In a separate bowl, sift or whisk together the flour and salt. Place the butter in your electric mixer and beat until softened. Add the sugar and beat until light and fluffy. Gradually add the beaten egg, beating just until incorporated.  Add flour mixture all at once and mix just until it forms a ball. Don't overwork or the baked pastry will be tough. Flatten dough into disk, cover with plastic wrap, and refrigerate for 30 minutes or until firm.
 
Have ready 8 - 4 inch (10 cm) tart pans. Divide the pastry into 8 pieces and then, on a lightly floured surface, roll out each piece of pastry to fit the tart pans. The pastry should be about an inch larger than pan.
When the pastry is rolled to the desired size, place on top of the tart pan. Gently lay in pan and lightly press the pastry onto the bottom and up the sides of the pan. Roll your rolling pin over the top of the pan to get rid of excess pastry. Cover and freeze for about 30 minutes to chill the butter and to rest the gluten. 
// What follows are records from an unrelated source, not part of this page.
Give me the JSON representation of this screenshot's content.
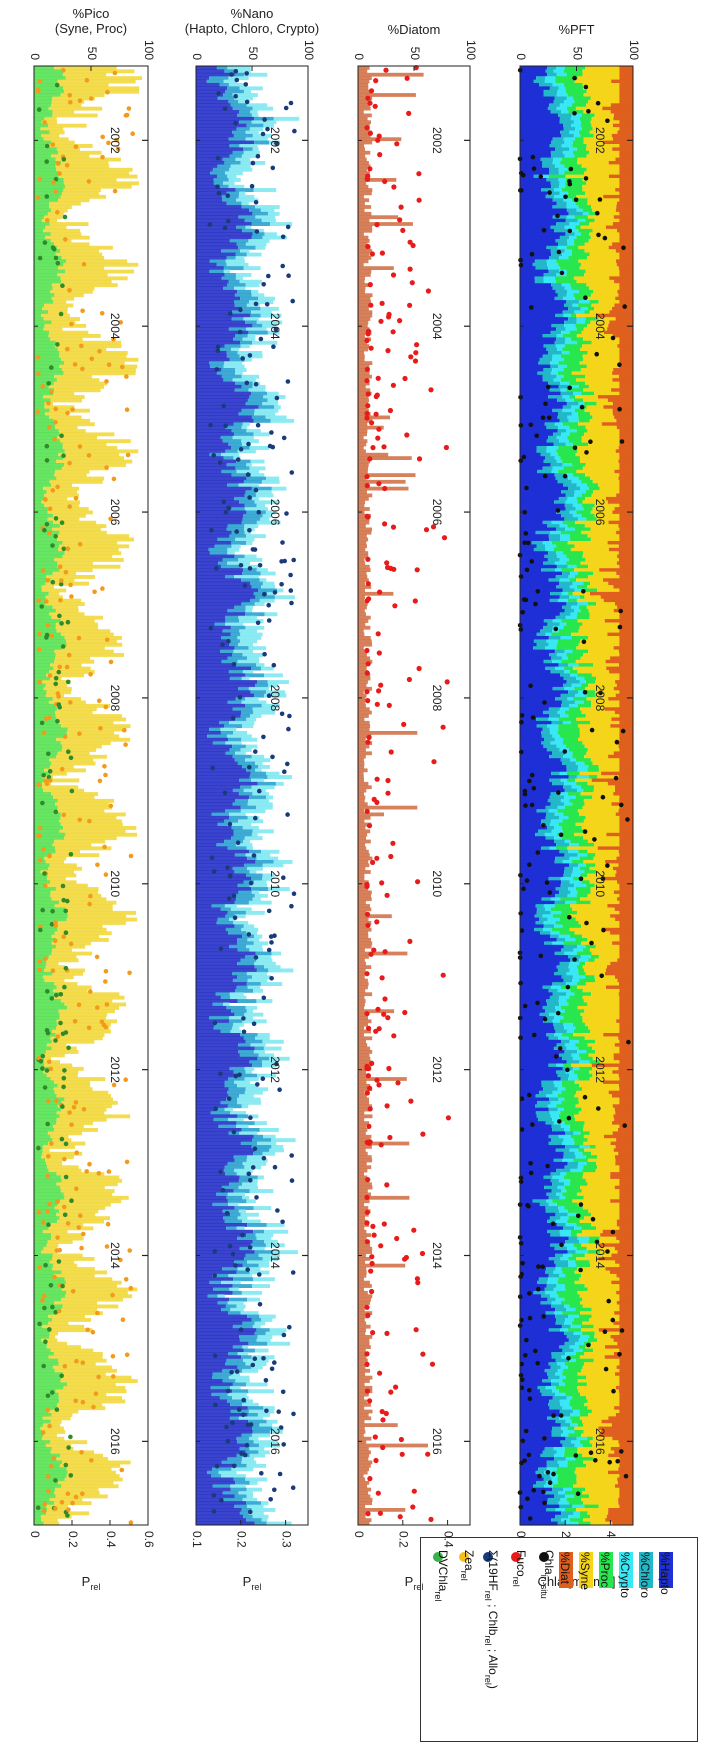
{
  "panels": [
    {
      "id": "pft",
      "title_lines": [
        "%PFT"
      ],
      "ylabel": "Chla [mg m",
      "ylabel_sup": "-3",
      "ylabel_tail": "]",
      "pct_ticks": [
        "0",
        "50",
        "100"
      ],
      "val_ticks": [
        "0",
        "2",
        "4"
      ],
      "val_range": [
        0,
        5
      ]
    },
    {
      "id": "diatom",
      "title_lines": [
        "%Diatom"
      ],
      "ylabel": "P",
      "ylabel_sub": "rel",
      "pct_ticks": [
        "0",
        "50",
        "100"
      ],
      "val_ticks": [
        "0",
        "0.2",
        "0.4"
      ],
      "val_range": [
        0,
        0.5
      ]
    },
    {
      "id": "nano",
      "title_lines": [
        "%Nano",
        "(Hapto, Chloro, Crypto)"
      ],
      "ylabel": "P",
      "ylabel_sub": "rel",
      "pct_ticks": [
        "0",
        "50",
        "100"
      ],
      "val_ticks": [
        "0.1",
        "0.2",
        "0.3"
      ],
      "val_range": [
        0.1,
        0.35
      ]
    },
    {
      "id": "pico",
      "title_lines": [
        "%Pico",
        "(Syne, Proc)"
      ],
      "ylabel": "P",
      "ylabel_sub": "rel",
      "pct_ticks": [
        "0",
        "50",
        "100"
      ],
      "val_ticks": [
        "0",
        "0.2",
        "0.4",
        "0.6"
      ],
      "val_range": [
        0,
        0.6
      ]
    }
  ],
  "time_ticks": [
    "2002",
    "2004",
    "2006",
    "2008",
    "2010",
    "2012",
    "2014",
    "2016"
  ],
  "time_range": [
    2001.2,
    2016.9
  ],
  "legend": {
    "swatches": [
      {
        "label": "%Hapto",
        "color": "#1f2fd6"
      },
      {
        "label": "%Chloro",
        "color": "#22b8c9"
      },
      {
        "label": "%Crypto",
        "color": "#38e8f6"
      },
      {
        "label": "%Proc",
        "color": "#28e64e"
      },
      {
        "label": "%Syne",
        "color": "#f5d51a"
      },
      {
        "label": "%Diat",
        "color": "#df5f1f"
      }
    ],
    "markers": [
      {
        "label": "Chla",
        "sub": "in-situ",
        "color": "#111111"
      },
      {
        "label": "Fuco",
        "sub": "rel",
        "color": "#e81b1b"
      },
      {
        "label": "Σ(19HF",
        "sub": "rel",
        "tail": " ; Chlb",
        "tail_sub": "rel",
        "tail2": " ; Allo",
        "tail2_sub": "rel",
        "tail3": ")",
        "color": "#1a3b7a"
      },
      {
        "label": "Zea",
        "sub": "rel",
        "color": "#f4c020"
      },
      {
        "label": "DVChla",
        "sub": "rel",
        "color": "#36b34a"
      }
    ]
  },
  "chart_data": [
    {
      "type": "area",
      "title": "%PFT",
      "ylabel": "Chla [mg m-3]",
      "x_range": [
        2001.2,
        2016.9
      ],
      "y_range_pct": [
        0,
        100
      ],
      "y_range_value": [
        0,
        5
      ],
      "stack_order_bottom_to_top": [
        "%Hapto",
        "%Chloro",
        "%Crypto",
        "%Proc",
        "%Syne",
        "%Diat"
      ],
      "seasonal_mean_pct": {
        "%Hapto": 28,
        "%Chloro": 10,
        "%Crypto": 8,
        "%Proc": 12,
        "%Syne": 22,
        "%Diat": 20
      },
      "points": {
        "series": "Chla in-situ",
        "typical_range": [
          0,
          4.8
        ]
      }
    },
    {
      "type": "area",
      "title": "%Diatom",
      "ylabel": "Prel",
      "x_range": [
        2001.2,
        2016.9
      ],
      "y_range_pct": [
        0,
        100
      ],
      "y_range_value": [
        0,
        0.5
      ],
      "series": [
        "%Diat"
      ],
      "points": {
        "series": "Fuco rel",
        "typical_range": [
          0.03,
          0.45
        ]
      }
    },
    {
      "type": "area",
      "title": "%Nano (Hapto, Chloro, Crypto)",
      "ylabel": "Prel",
      "x_range": [
        2001.2,
        2016.9
      ],
      "y_range_pct": [
        0,
        100
      ],
      "y_range_value": [
        0.1,
        0.35
      ],
      "series": [
        "%Hapto",
        "%Chloro",
        "%Crypto"
      ],
      "points": {
        "series": "Σ(19HF rel ; Chlb rel ; Allo rel)",
        "typical_range": [
          0.12,
          0.33
        ]
      }
    },
    {
      "type": "area",
      "title": "%Pico (Syne, Proc)",
      "ylabel": "Prel",
      "x_range": [
        2001.2,
        2016.9
      ],
      "y_range_pct": [
        0,
        100
      ],
      "y_range_value": [
        0,
        0.6
      ],
      "series": [
        "%Proc",
        "%Syne"
      ],
      "points": [
        {
          "series": "Zea rel",
          "typical_range": [
            0,
            0.55
          ]
        },
        {
          "series": "DVChla rel",
          "typical_range": [
            0,
            0.25
          ]
        }
      ]
    }
  ]
}
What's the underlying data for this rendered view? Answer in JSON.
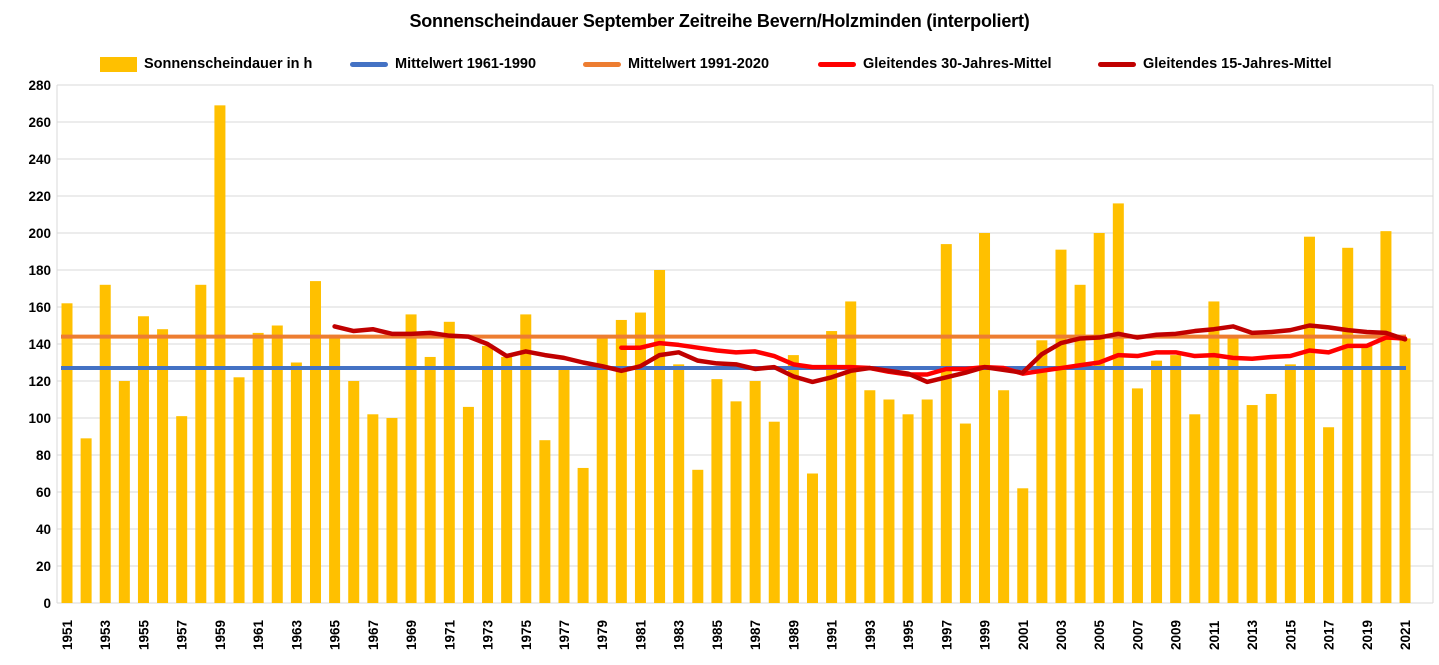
{
  "title": "Sonnenscheindauer September Zeitreihe Bevern/Holzminden (interpoliert)",
  "legend": [
    {
      "label": "Sonnenscheindauer in h",
      "type": "box",
      "color": "#FFC000"
    },
    {
      "label": "Mittelwert 1961-1990",
      "type": "line",
      "color": "#4472C4"
    },
    {
      "label": "Mittelwert 1991-2020",
      "type": "line",
      "color": "#ED7D31"
    },
    {
      "label": "Gleitendes 30-Jahres-Mittel",
      "type": "line",
      "color": "#FF0000"
    },
    {
      "label": "Gleitendes 15-Jahres-Mittel",
      "type": "line",
      "color": "#C00000"
    }
  ],
  "chart_data": {
    "type": "bar",
    "title": "Sonnenscheindauer September Zeitreihe Bevern/Holzminden (interpoliert)",
    "xlabel": "",
    "ylabel": "",
    "unit": "h",
    "grid": true,
    "legend_position": "top",
    "bar_color": "#FFC000",
    "gridline_color": "#D9D9D9",
    "ylim": [
      0,
      280
    ],
    "y_ticks": [
      0,
      20,
      40,
      60,
      80,
      100,
      120,
      140,
      160,
      180,
      200,
      220,
      240,
      260,
      280
    ],
    "start_year": 1951,
    "values": [
      162,
      89,
      172,
      120,
      155,
      148,
      101,
      172,
      269,
      122,
      146,
      150,
      130,
      174,
      145,
      120,
      102,
      100,
      156,
      133,
      152,
      106,
      139,
      133,
      156,
      88,
      127,
      73,
      144,
      153,
      157,
      180,
      129,
      72,
      121,
      109,
      120,
      98,
      134,
      70,
      147,
      163,
      115,
      110,
      102,
      110,
      194,
      97,
      200,
      115,
      62,
      142,
      191,
      172,
      200,
      216,
      116,
      131,
      134,
      102,
      163,
      143,
      107,
      113,
      129,
      198,
      95,
      192,
      139,
      201,
      143
    ],
    "x_tick_labels": [
      "1951",
      "1953",
      "1955",
      "1957",
      "1959",
      "1961",
      "1963",
      "1965",
      "1967",
      "1969",
      "1971",
      "1973",
      "1975",
      "1977",
      "1979",
      "1981",
      "1983",
      "1985",
      "1987",
      "1989",
      "1991",
      "1993",
      "1995",
      "1997",
      "1999",
      "2001",
      "2003",
      "2005",
      "2007",
      "2009",
      "2011",
      "2013",
      "2015",
      "2017",
      "2019",
      "2021"
    ],
    "reference_lines": [
      {
        "name": "Mittelwert 1961-1990",
        "value": 127,
        "color": "#4472C4"
      },
      {
        "name": "Mittelwert 1991-2020",
        "value": 144,
        "color": "#ED7D31"
      }
    ],
    "series": [
      {
        "name": "Gleitendes 30-Jahres-Mittel",
        "start_year": 1980,
        "color": "#FF0000",
        "values": [
          138,
          138,
          140.5,
          139.5,
          138,
          136.5,
          135.5,
          136,
          133.5,
          129,
          127.5,
          127.5,
          127.5,
          127,
          125,
          123.5,
          123.5,
          126.5,
          126.5,
          127.5,
          127,
          124,
          125.5,
          127,
          128.5,
          130,
          134,
          133.5,
          135.5,
          135.5,
          133.5,
          134,
          132.5,
          132,
          133,
          133.5,
          136.5,
          135.5,
          139,
          139,
          143.5,
          143
        ]
      },
      {
        "name": "Gleitendes 15-Jahres-Mittel",
        "start_year": 1965,
        "color": "#C00000",
        "values": [
          149.5,
          147,
          148,
          145.5,
          145.5,
          146,
          144.5,
          144,
          140,
          133.5,
          136,
          134,
          132.5,
          130,
          128,
          125.5,
          128,
          134,
          135.5,
          131,
          129.5,
          129,
          126.5,
          127.5,
          122.5,
          119.5,
          122,
          125.5,
          127,
          125.5,
          124,
          119.5,
          122,
          124.5,
          127.5,
          126,
          124.5,
          134.5,
          140.5,
          143,
          143.5,
          145.5,
          143.5,
          145,
          145.5,
          147,
          148,
          149.5,
          146,
          146.5,
          147.5,
          150,
          149,
          147.5,
          146.5,
          146,
          142.5
        ]
      }
    ]
  }
}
Preheat oven to 375 degrees F (190 degrees C) and place rack in the center of the oven. Place the 8 unbaked tart shells on a baking sheet and bake for 10 - 15 minutes or until the crust is dry and a light golden brown. If the bottoms of the pastry shells puff up during baking, just lightly press the pastry back into shape. Remove from oven and place on a wire rack to cool.


Lemon Curd

3 large eggs
3/4 cup (150 grams) granulated white sugar
1/3 cup (80 ml) fresh lemon juice (2-3 lemons) (do not use the bottled lemon juice)
4 tablespoons (56 grams) unsalted butter, at room temperature
1 tablespoon (4 grams) finely shredded lemon zest

In a stainless steel bowl placed over a saucepan of simmering water, whisk together the eggs, sugar, lemon juice and zest until blended. Cook, stirring constantly (to prevent it from curdling), until the mixture becomes thick (like sour cream or a hollandaise sauce).  This will take approximately 10 minutes. Remove from heat and immediately pour through a fine strainer to remove any lumps. Cut the butter into small pieces and whisk into the mixture until the butter has melted.  The lemon curd will continue to thicken as it cools. Cover immediately (so a skin doesn't form) and refrigerate for up to a week.